Ia juga mengkritisi kecenderungan opini publik yang langsung menyeret persoalan ini ke ranah hukum tanpa memahami proses teknis dan administratif dalam proyek konstruksi.
“Kalau semua langsung dibawa ke ranah hukum tanpa memahami mekanisme kerja konstruksi, siapa yang masih mau jadi kontraktor? Semua proyek itu ada pengawasannya. Ada konsultan pengawas, ada tim ahli, dan juga diaudit oleh BPK,” tegasnya.
Ritas menjelaskan bahwa setiap proyek memiliki dokumen Rencana Anggaran Biaya (RAB) yang menjadi dasar pelaksanaan. “Kalau di RAB memang menggunakan GRC dan itu dilaksanakan sesuai perencanaan, maka tidak masalah. Tapi kalau di RAB pakai pasangan batu dan diganti GRC tanpa persetujuan, baru itu pelanggaran,” ujarnya.
Lebih lanjut, Ritas menyampaikan bahwa dalam praktiknya, temuan dari BPK adalah hal lumrah dalam proyek pemerintah. “Banyak kontraktor yang mengembalikan nilai temuan ke kas negara. Itu bagian dari prosedur biasa. Yang penting tidak ada pekerjaan fiktif. Kalau ada kesalahan, perbaiki. Jangan langsung divonis seolah ini proyek gagal total,” katanya.
Ia juga mengungkapkan bahwa dalam DED (Detail Engineering Design), total rencana anggaran pembangunan Islamic Center mencapai Rp237 miliar, termasuk penataan kawasan. Namun realisasi anggaran berdasarkan RAB sebesar Rp149 miliar, dengan sekitar Rp97 miliar digunakan untuk bangunan utama masjid. Sisa anggaran lainnya digunakan untuk landscape, pelataran, dan fasilitas pendukung lainnya.
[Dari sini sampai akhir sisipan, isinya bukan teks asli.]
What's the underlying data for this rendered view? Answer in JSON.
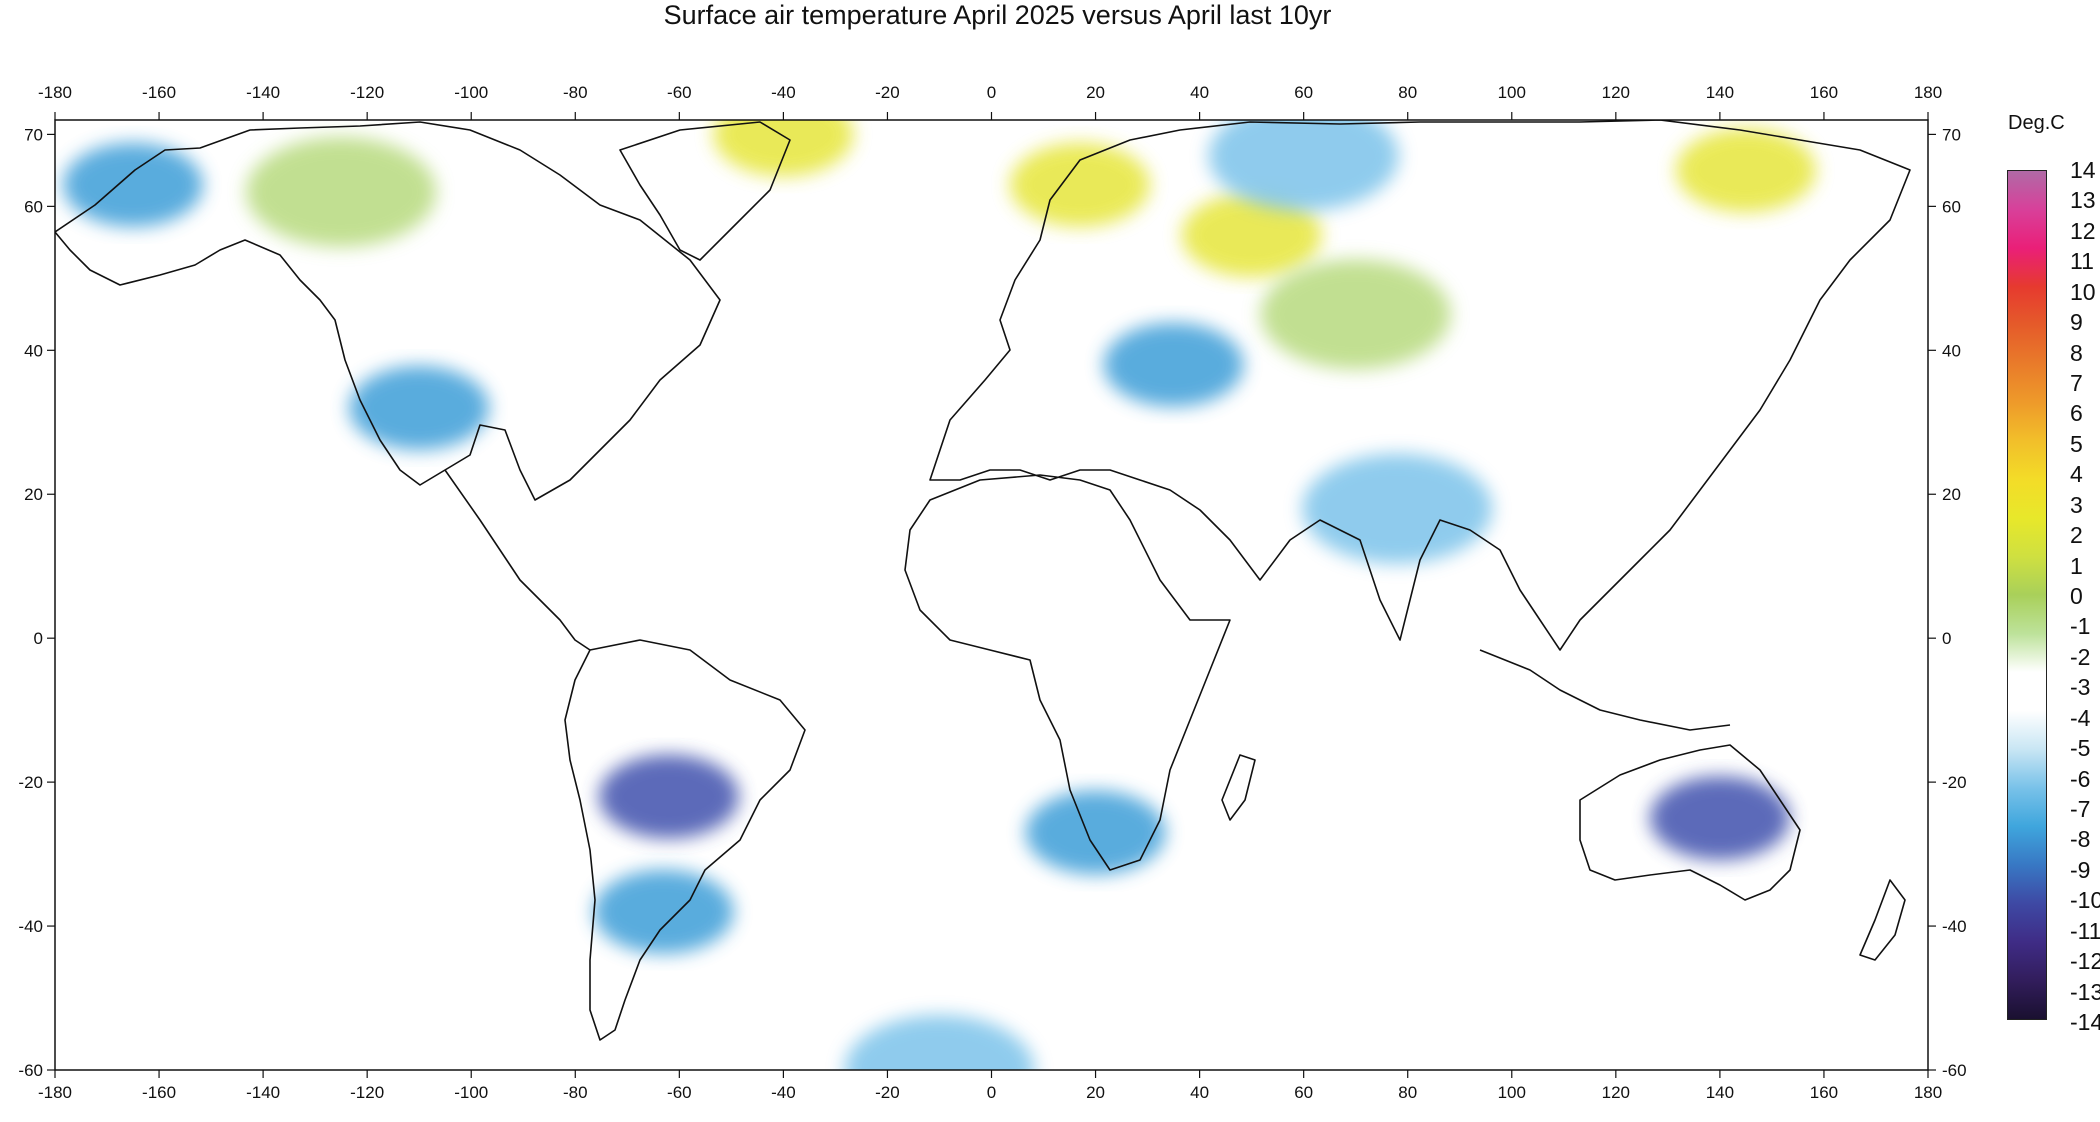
{
  "title": "Surface air temperature April 2025 versus April last 10yr",
  "lon_ticks": [
    "-180",
    "-160",
    "-140",
    "-120",
    "-100",
    "-80",
    "-60",
    "-40",
    "-20",
    "0",
    "20",
    "40",
    "60",
    "80",
    "100",
    "120",
    "140",
    "160",
    "180"
  ],
  "lat_ticks": [
    "70",
    "60",
    "40",
    "20",
    "0",
    "-20",
    "-40",
    "-60"
  ],
  "colorbar": {
    "title": "Deg.C",
    "labels": [
      "14",
      "13",
      "12",
      "11",
      "10",
      "9",
      "8",
      "7",
      "6",
      "5",
      "4",
      "3",
      "2",
      "1",
      "0",
      "-1",
      "-2",
      "-3",
      "-4",
      "-5",
      "-6",
      "-7",
      "-8",
      "-9",
      "-10",
      "-11",
      "-12",
      "-13",
      "-14"
    ],
    "colors": [
      "#b06aa6",
      "#d8409a",
      "#ea1f78",
      "#e63a2f",
      "#e55b2a",
      "#e97b2a",
      "#ee9a2a",
      "#f2bf2a",
      "#f3dc28",
      "#e8e82a",
      "#cfe040",
      "#a9d05a",
      "#bde29a",
      "#ffffff",
      "#ffffff",
      "#c9e6f4",
      "#79c2e9",
      "#3fa6dd",
      "#3878c4",
      "#3e49a4",
      "#3f2c86",
      "#321d5c",
      "#1a1030"
    ]
  },
  "anomaly_colors": {
    "cold_1": "#c8e4f3",
    "cold_2": "#7cc3ea",
    "cold_3": "#3c9ed8",
    "cold_4": "#3f51ad",
    "warm_1": "#dfeec5",
    "warm_2": "#b7da7e",
    "warm_3": "#e6e63a"
  },
  "chart_data": {
    "type": "heatmap",
    "title": "Surface air temperature April 2025 versus April last 10yr",
    "xlim": [
      -180,
      180
    ],
    "ylim": [
      -60,
      72
    ],
    "colorbar_range": [
      -14,
      14
    ],
    "colorbar_unit": "Deg.C",
    "anomaly_regions": [
      {
        "lon": -165,
        "lat": 63,
        "level": "cold_3"
      },
      {
        "lon": -125,
        "lat": 62,
        "level": "warm_2"
      },
      {
        "lon": -110,
        "lat": 32,
        "level": "cold_3"
      },
      {
        "lon": -62,
        "lat": -22,
        "level": "cold_4"
      },
      {
        "lon": -63,
        "lat": -38,
        "level": "cold_3"
      },
      {
        "lon": -40,
        "lat": 70,
        "level": "warm_3"
      },
      {
        "lon": 17,
        "lat": 63,
        "level": "warm_3"
      },
      {
        "lon": 50,
        "lat": 56,
        "level": "warm_3"
      },
      {
        "lon": 70,
        "lat": 45,
        "level": "warm_2"
      },
      {
        "lon": 145,
        "lat": 65,
        "level": "warm_3"
      },
      {
        "lon": 60,
        "lat": 67,
        "level": "cold_2"
      },
      {
        "lon": 20,
        "lat": -27,
        "level": "cold_3"
      },
      {
        "lon": 140,
        "lat": -25,
        "level": "cold_4"
      },
      {
        "lon": 35,
        "lat": 38,
        "level": "cold_3"
      },
      {
        "lon": 78,
        "lat": 18,
        "level": "cold_2"
      },
      {
        "lon": -10,
        "lat": -60,
        "level": "cold_2"
      }
    ]
  }
}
“Saya tahu waktu proyek itu dilelang, dana pemeliharaan juga sudah diperhitungkan. Kontraktor harus menjalankan masa pemeliharaan selama satu tahun dengan jaminan 5 persen dari nilai kontrak ditahan. Terkait temuan, hampir semua proyek pasti ada temuan BPK. Konsekuensinya ya dikembalikan ke kas negara,” paparnya.
Di sisi lain, Ritas memberikan apresiasi terhadap komitmen para pemimpin Jambi dalam membangun infrastruktur yang monumental. Ia menyebut beberapa proyek besar yang telah menjadi ikon daerah, seperti:
Jembatan Batanghari II yang dibangun era Gubernur Zulkifli Nurdin dan menjadi urat nadi menuju Tanjab Timur.
Jembatan Gentala Arasy warisan dari Gubernur Hasan Basri Agus (HBA), yang kini menjadi salah satu destinasi wisata favorit.
Tugu Keris Siginjai, dibangun oleh mantan Wali Kota Syarif Fasha yang kini menjadi pusat kuliner dan kegiatan masyarakat di Kota Jambi.
“Saat ini, Gubernur Al Haris tengah membangun Islamic Center dan stadion olahraga yang manfaatnya sangat besar untuk masyarakat Jambi ke depan. Ini bukti nyata kesinambungan pembangunan,” ujar Ritas.
Sebagai Ketua Umum asosiasi jasa konstruksi, Ritas menyatakan bahwa dirinya berkewajiban memberikan klarifikasi berdasarkan fakta dan regulasi yang berlaku.
“Diminta atau tidak, sudah menjadi tanggung jawab kami untuk menyampaikan informasi yang benar. Kalau benar, kita katakan benar. Kalau salah, kita katakan salah,” pungkasnya (jhd)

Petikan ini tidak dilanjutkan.